Они смотрят на нас за ответами. Хотя маловероятно, что террористы проявляют большой интерес к Портленду, штат Орегон, никто из нас не чувствует себя в безопасности. Однако мы знаем, что это реально, и нам нечего предложить, кроме слов, успокаивающих и пустых слов, которые не отражают наших внутренних ландшафтов, нашего ужасающего страха и опасений.

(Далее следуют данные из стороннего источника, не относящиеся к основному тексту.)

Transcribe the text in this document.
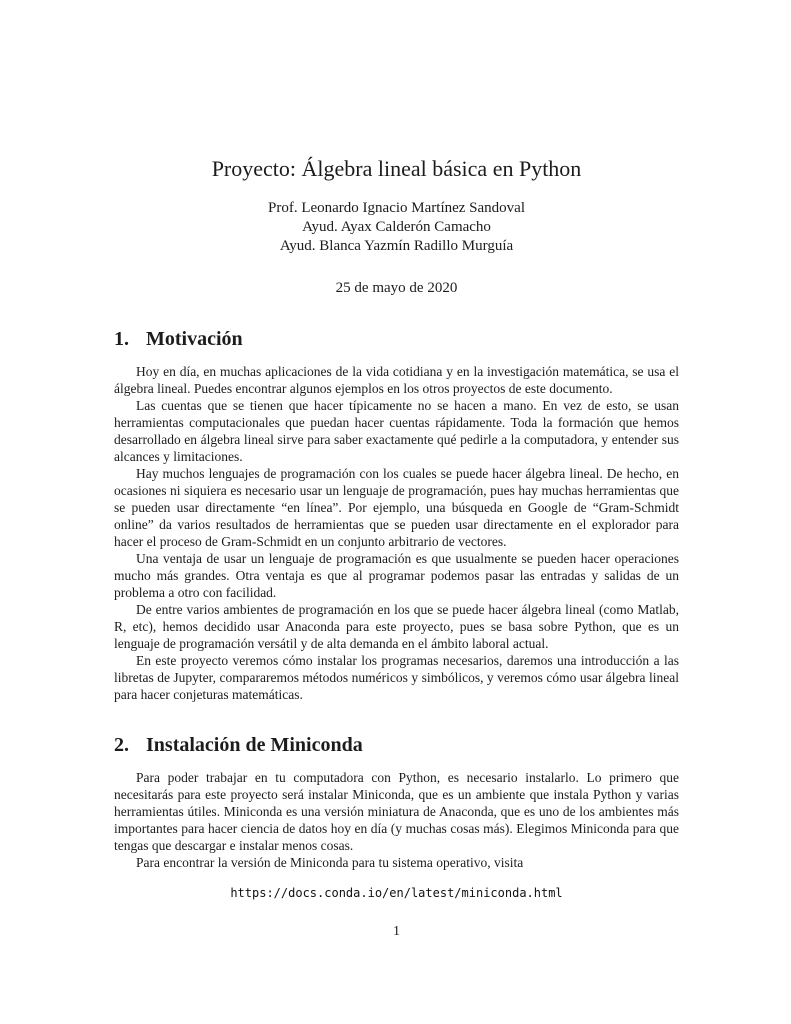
Proyecto: Álgebra lineal básica en Python
Prof. Leonardo Ignacio Martínez Sandoval
Ayud. Ayax Calderón Camacho
Ayud. Blanca Yazmín Radillo Murguía
25 de mayo de 2020
1. Motivación

Hoy en día, en muchas aplicaciones de la vida cotidiana y en la investigación matemática, se usa el álgebra lineal. Puedes encontrar algunos ejemplos en los otros proyectos de este documento.

Las cuentas que se tienen que hacer típicamente no se hacen a mano. En vez de esto, se usan herramientas computacionales que puedan hacer cuentas rápidamente. Toda la formación que hemos desarrollado en álgebra lineal sirve para saber exactamente qué pedirle a la computadora, y entender sus alcances y limitaciones.

Hay muchos lenguajes de programación con los cuales se puede hacer álgebra lineal. De hecho, en ocasiones ni siquiera es necesario usar un lenguaje de programación, pues hay muchas herramientas que se pueden usar directamente “en línea”. Por ejemplo, una búsqueda en Google de “Gram-Schmidt online” da varios resultados de herramientas que se pueden usar directamente en el explorador para hacer el proceso de Gram-Schmidt en un conjunto arbitrario de vectores.

Una ventaja de usar un lenguaje de programación es que usualmente se pueden hacer operaciones mucho más grandes. Otra ventaja es que al programar podemos pasar las entradas y salidas de un problema a otro con facilidad.

De entre varios ambientes de programación en los que se puede hacer álgebra lineal (como Matlab, R, etc), hemos decidido usar Anaconda para este proyecto, pues se basa sobre Python, que es un lenguaje de programación versátil y de alta demanda en el ámbito laboral actual.

En este proyecto veremos cómo instalar los programas necesarios, daremos una introducción a las libretas de Jupyter, compararemos métodos numéricos y simbólicos, y veremos cómo usar álgebra lineal para hacer conjeturas matemáticas.

2. Instalación de Miniconda

Para poder trabajar en tu computadora con Python, es necesario instalarlo. Lo primero que necesitarás para este proyecto será instalar Miniconda, que es un ambiente que instala Python y varias herramientas útiles. Miniconda es una versión miniatura de Anaconda, que es uno de los ambientes más importantes para hacer ciencia de datos hoy en día (y muchas cosas más). Elegimos Miniconda para que tengas que descargar e instalar menos cosas.

Para encontrar la versión de Miniconda para tu sistema operativo, visita

https://docs.conda.io/en/latest/miniconda.html
1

Атаки резонируют с моим собственным ужасом быть пойманным в ловушку на авиалайнере, идущем вниз; мои страхи возвращаются к моему детству. В третьем классе мы тренируемся, чтобы «укрыться» во время учений по воздушным налетам. На наших маленьких столах холодно, но холодно, как холодная война. Столы едва достаточно широки, чтобы содержать нашу длину, скальп к ногам. Мы покрываем наши головы руками и подтягиваем ноги под наши тела. Я молод, но не настолько молод, чтобы верить, что это поможет, если на нас нападет атомная бомба. В зависимости от того, из чего мы сделаны – кирпич, стекло, мясо – и как далеко мы от нуля, мы сжигаем, сжижаем или испаряем.

* Это конец первой. Заключение завтра.